PResident Donald Trump's meetings with foreign leaders rarely open according to the script. Only Ukrainian president Volodymyr Zelensky, asked, the recent Oval Office visited Home Approval ratings are ticked up. Now, canada turn.
On Tuesday, newly elected prime minister Mark Carney will be the latest leader to walk to the theater with Trump's White House's high bet. But for the people, the dangers feel unique: Trump floats that Canada's idea became a 51st state, suggested that this prime minister should be called “governor,” and imposed the mobilized tariffs that forced one of the most powerful relationships in the world trade.
“He's going to lose more than he needs to get,” said Robert Bothwell, a professor of the University of Toronto of Canadian history and international relations, warning that Carney's dangers became the next foreign leader used as a political prop. “Zelensky's preceding is not encouraging.”
Carney insisted he was going to Washington to “get the best deal for Canada” and to meet what he called “immediate trade pressure.” But even before the first handshake, Trump rang. “I'm not sure what he wants to see in me,” the President told reporters on Monday. “I think he wants to make a deal. Everything is doing.”
Only the optics are at risk for Carney, who won the office with a promise to stand for Trump. His electoral mandate was to backlash with the president's economic invasion, rhetoric slights, and a clear disregard for Canada's sovereignty. But despite the Bravado campaign, experts say that if the Tuesday meeting becomes a vision, the injury may last.
“The people are hoping that he will not be obedient,” Bothwell said. “And if Trump is not in the line in public, then Carney's job is to shake her head and say, 'Well, no, I don't agree.'”

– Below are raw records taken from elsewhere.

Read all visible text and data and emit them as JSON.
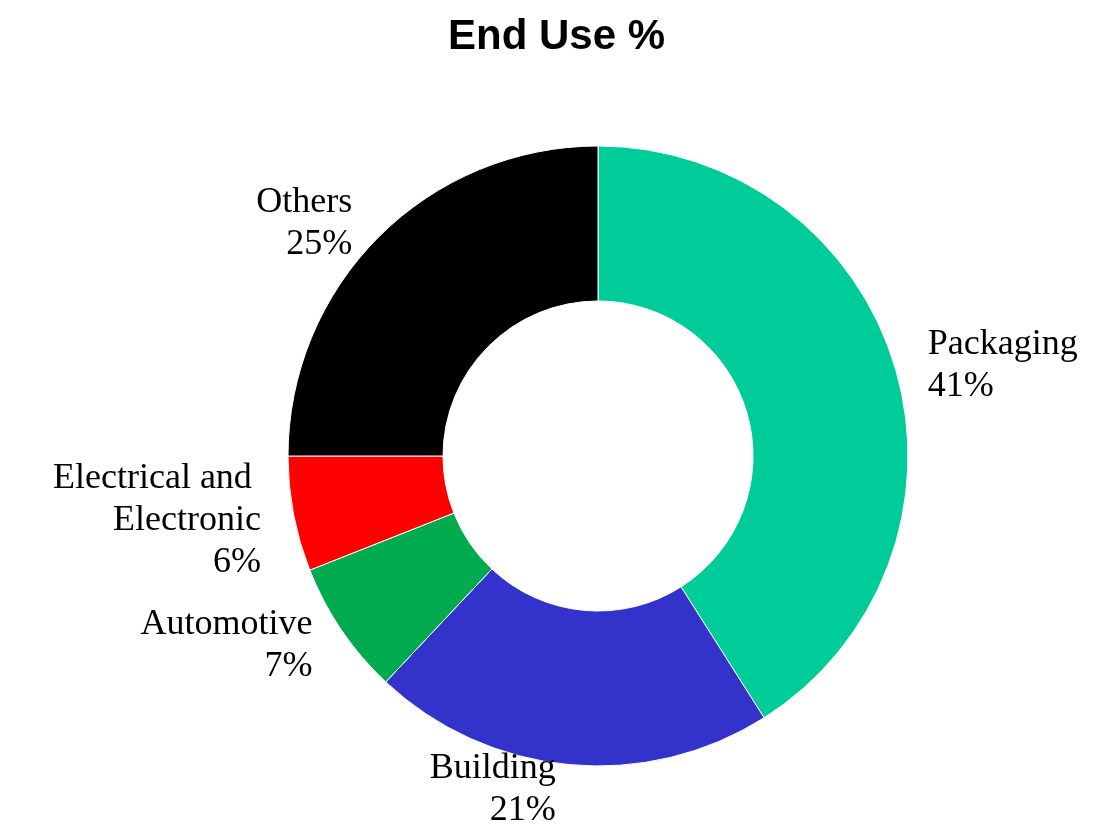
{
  "chart_data": {
    "type": "donut",
    "title": "End Use %",
    "categories": [
      "Packaging",
      "Building",
      "Automotive",
      "Electrical and Electronic",
      "Others"
    ],
    "values": [
      41,
      21,
      7,
      6,
      25
    ],
    "colors": [
      "#00cc99",
      "#3333cc",
      "#00aa4f",
      "#ff0000",
      "#000000"
    ],
    "value_labels": [
      "41%",
      "21%",
      "7%",
      "6%",
      "25%"
    ],
    "legend": false
  }
}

The pressure on Carney to avoid a moment like Zelensky can be pale. The leader of Ukrainian, though eventually beat political at home, walked to a meeting with Trump in late February with many foreign policy analysts described as a “trap” – emphasizing Trump's hunger for dominance over bilateral encounters. But unlike Zelensky, Carney came to Washington as the leader of a closer ally – but one Trump was openly joined. His offhand comments on integration and trade penalties set alarms on alarms in Canadian diplomatic circles.
“I didn't really do it,” Trump said in an interview on time on April 22 when asked about Canada's 51th state, claiming that the US loses $ 200 to $ 250 billion a year supporting it by military spending and a trading shortage, whose checkers cannot be proven. “I asked someone I called Governor Trudeau. I said, 'Why? Why do you think we are losing a lot of money that supports you? Do you think it's right?

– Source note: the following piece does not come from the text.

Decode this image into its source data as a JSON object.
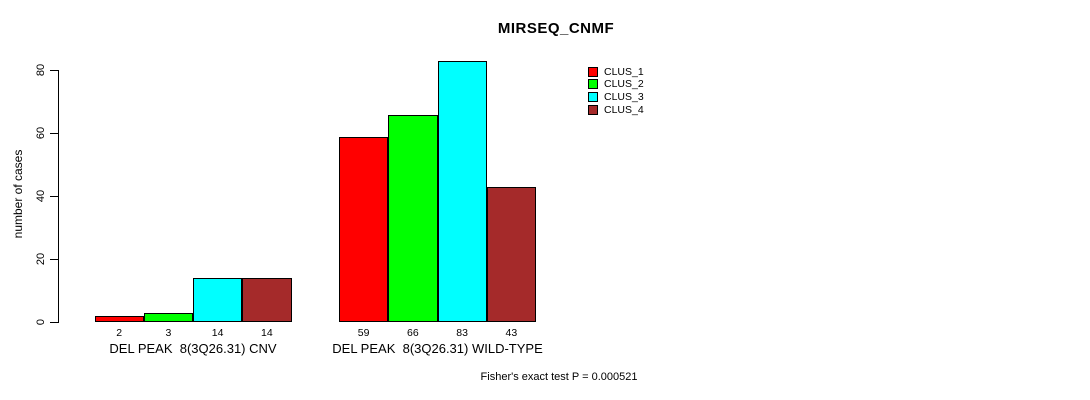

Trump added: “We don't need their wood, we don't need their energy – we don't need anything from Canada. And I'm saying that the only way this really works is for Canada to be a state.” He also described the border between the two countries as a artificially drawn line Which prevents economic integration and security cooperation.

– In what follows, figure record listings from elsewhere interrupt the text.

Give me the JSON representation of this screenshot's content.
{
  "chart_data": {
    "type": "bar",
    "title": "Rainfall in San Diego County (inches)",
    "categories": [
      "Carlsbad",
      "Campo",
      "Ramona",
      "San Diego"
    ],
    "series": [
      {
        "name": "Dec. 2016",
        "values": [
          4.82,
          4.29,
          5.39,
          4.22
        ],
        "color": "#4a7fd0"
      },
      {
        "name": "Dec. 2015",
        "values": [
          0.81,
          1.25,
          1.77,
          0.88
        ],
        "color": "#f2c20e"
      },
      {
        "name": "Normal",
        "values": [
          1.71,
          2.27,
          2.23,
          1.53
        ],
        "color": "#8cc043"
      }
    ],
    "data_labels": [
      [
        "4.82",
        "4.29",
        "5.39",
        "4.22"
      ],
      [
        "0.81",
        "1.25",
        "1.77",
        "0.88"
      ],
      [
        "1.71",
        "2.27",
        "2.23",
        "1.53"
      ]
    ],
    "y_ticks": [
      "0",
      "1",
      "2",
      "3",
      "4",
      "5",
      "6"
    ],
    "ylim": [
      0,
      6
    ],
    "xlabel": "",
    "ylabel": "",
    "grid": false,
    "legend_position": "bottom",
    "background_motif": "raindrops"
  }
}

Speaking after his electoral victory, Carney said his country “never” bear fruit in the United States: “As I warned in the months, America wanted our land, our resources, our water, our country,” he said on April 29. “But these are not threats.
For Carney, the timing is both worthless and rugged. With a powerful liberal minority in Parliament and no floating elections, he has a few rooms to take risks, says Daniel Béland, a political science professor at McGill University in Montréal. “Before the federal election, it would be a bad idea for Prime Minister Carney to visit the White House, as it was a dangerous proposal from a electoral stance,” Béland said. “Now that the liberal has a powerful minority government in terms of chairs and that new federal elections are not likely anytime soon, he can get the risk of meeting with President Trump, even if the Mercurial style of the latter should remain a concern for the Prime Minister and his team.”
However, Bothwell said, “Anyone who looks at the Zelensky event should think twice before arriving at the Oval Office and letting Trump attack and follow you.”
Carney, for his part, showed a little appetite of respect. Since office, he has declared the end of the time of automatic US-Canada integration and has emphasized relationships with the UK and France. “Our previous relationship, based on the ever -increasing integration, is over,” he said at a press conference on Friday. Carney added that he planned to use his meeting with Trump to discuss military spending and the 25% tariffs he conducted against Canadian exports, including vehicles, auto, steel and aluminum parts – which could threaten Hundred -a thousand jobs and prompted Canada to announce a series of revenge of 25% tariffs on US imports. “It will be a complex conversation,” he said.
But even Carney's supporters acknowledge that the symbolic asserted sovereignty in front of the cameras is not the same as talking to tariff rollbacks behind closed doors-especially when Trump pushed for an early US-Mexico-Canada Agreement, originally scheduled for 2026. in future economic.
However, Carney manages the expectations. “Don't expect white smoke outside of that meeting,” he said Friday. But in Trump's White House, the goal can be simpler – and more difficult: not embarrassed.
“President Trump is unpredictable and he can move his positions and rhetoric very fast,” Béland said. “He also cares about optics and personal relationships with other world leaders … For Prime Minister Carney, the most important thing is to stand on his basis and avoid public shame.”